Day 40 – July 22, 2015 – Dickenson ND to New Salem ND – 79.18 miles

With the sound of the freight train roaring by this little town in North Dakota I write. We went as far as we could go. Passing a handful of pretty boring towns. We realize now we are out of the west, out of tourism altogether, and in the weird cold North Dakota prairies, although it isn’t very cold right now. I mean, there is a coldness about this place. In Medora we met a young man working in the cafe from Siberia. He told us the name of town but I can’t remember it, it has a population of over million and has a steel and car industry? Maybe someone can help me out? I think he might fit in well in this desolate part of the country and doesn’t really miss Siberia much?

There is coldness in these towns that we haven’t experienced. The people are friendly enough but the houses, the numerous churches, they give me a feeling of a cold Protestant immigrant population where work is about all there is. Even in the one open bar we found, we had fried shrimp basket and a hamburger, the 83 year old man that talked to us was still not retired. He says he can’t? What does that mean?

The coldness is something you feel in North Dakota, even in the summer. Each house I ride by I look and see and say to myself, how would it feel in that house in the middle of a North Dakota winter? Every place we go people talk about the winds, the ever present winds, and whatever….punctuated with “when it was 35 below….”. The cold is just around the corner, always.

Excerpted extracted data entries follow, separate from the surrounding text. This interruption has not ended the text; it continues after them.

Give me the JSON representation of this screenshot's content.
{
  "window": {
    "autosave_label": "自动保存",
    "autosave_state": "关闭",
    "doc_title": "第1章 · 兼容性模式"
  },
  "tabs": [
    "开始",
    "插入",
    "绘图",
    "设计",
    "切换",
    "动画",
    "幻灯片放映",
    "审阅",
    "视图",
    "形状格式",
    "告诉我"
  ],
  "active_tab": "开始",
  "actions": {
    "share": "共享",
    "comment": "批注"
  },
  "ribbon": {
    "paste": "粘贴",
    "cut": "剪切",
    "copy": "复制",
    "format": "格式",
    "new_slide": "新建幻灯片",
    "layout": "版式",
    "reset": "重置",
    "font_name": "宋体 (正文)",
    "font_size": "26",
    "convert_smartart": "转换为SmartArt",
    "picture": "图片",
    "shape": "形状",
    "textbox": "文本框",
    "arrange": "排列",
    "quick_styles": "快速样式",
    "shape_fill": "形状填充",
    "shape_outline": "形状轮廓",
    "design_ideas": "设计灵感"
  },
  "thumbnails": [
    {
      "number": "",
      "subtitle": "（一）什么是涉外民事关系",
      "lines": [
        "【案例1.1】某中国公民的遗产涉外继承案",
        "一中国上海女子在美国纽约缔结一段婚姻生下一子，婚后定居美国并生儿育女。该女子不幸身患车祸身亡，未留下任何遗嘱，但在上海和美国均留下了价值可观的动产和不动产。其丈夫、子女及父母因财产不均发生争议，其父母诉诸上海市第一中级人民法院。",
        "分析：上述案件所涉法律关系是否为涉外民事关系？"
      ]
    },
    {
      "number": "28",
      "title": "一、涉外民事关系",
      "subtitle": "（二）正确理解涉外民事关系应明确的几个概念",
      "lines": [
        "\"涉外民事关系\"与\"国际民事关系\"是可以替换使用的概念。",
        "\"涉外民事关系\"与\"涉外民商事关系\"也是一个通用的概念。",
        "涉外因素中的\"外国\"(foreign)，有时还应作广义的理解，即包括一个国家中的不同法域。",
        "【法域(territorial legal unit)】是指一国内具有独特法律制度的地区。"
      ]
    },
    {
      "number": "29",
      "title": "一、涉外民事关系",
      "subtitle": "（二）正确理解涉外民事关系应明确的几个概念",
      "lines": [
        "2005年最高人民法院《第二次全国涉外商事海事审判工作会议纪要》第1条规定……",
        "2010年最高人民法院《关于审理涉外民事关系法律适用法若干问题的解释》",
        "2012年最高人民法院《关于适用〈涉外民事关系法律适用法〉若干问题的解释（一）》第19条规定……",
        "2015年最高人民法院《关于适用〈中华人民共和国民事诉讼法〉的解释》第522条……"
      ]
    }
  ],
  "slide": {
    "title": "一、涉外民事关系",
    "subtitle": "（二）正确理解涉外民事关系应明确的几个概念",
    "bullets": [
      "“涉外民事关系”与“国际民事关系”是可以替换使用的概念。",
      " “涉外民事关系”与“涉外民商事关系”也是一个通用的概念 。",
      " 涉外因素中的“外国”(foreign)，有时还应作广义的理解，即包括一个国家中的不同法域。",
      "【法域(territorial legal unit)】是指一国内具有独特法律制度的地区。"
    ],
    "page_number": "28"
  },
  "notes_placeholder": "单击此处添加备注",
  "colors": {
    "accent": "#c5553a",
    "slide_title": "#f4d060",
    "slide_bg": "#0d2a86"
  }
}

The towns are so vacant and closed up compared to Montana. I wrote about the bars in Montana, they contribute to a warmth. It is the West, a cowboy world. Bars are welcoming, the beckon to come in from the cold and tell your story. People there work too, but they have more of a, “ya may die tomorrow….so let’s live it up” mentality. There was a casino in every bar too. Forgot to mention that. It was a “live for the moment” kind of place.

While North Dakota is very different. What? You are not working? You don’t care about the farm? You are in the bar? No, no, go to church, and pray for good rains, and snow, so the crops can grow. Oh yes, and today they pray for high oil prices too!!!

For those who are following our progress. Today, we did fine. It was hard. The winds were down but the roads were long, rolling hills. We had a passage of about 13 miles on a terrible Instate situation. We had rumble strips that were about 5 ft wide, we had to ride on the far edge of the shoulder where we had about 1 1/2 ft to navigate. On top of that, they were working on the highway so most of the time there was a one lane highway. And!!, the cones were placed within the right lane so the trucks, especially the wide oil rig trucks, had to come onto the shoulder to navigate their sliver of road. It was horrible. But we made it. Yippie.

Now we are camping in a park that is both campground and city park. No facilities but a chemical toilet. The Arrowhead Motel was full with all the highway workers. That’s fine, we will sleep like babies after a hard ride.

  1. Mike Williams

    Thanks for the deep thoughts about how it would be to live there. That’s what I would be thinking too. What if my great grand parents had emigrated to North Dakota rather than Wisconsin? I might have been the guy cooking your shrimp and burger. It seems like church is the only social center if there are no Starbucks, bowling alleys or shopping malls. do they even have a Wal-Mart around? What motivates people keep struggling against the cold and the wind?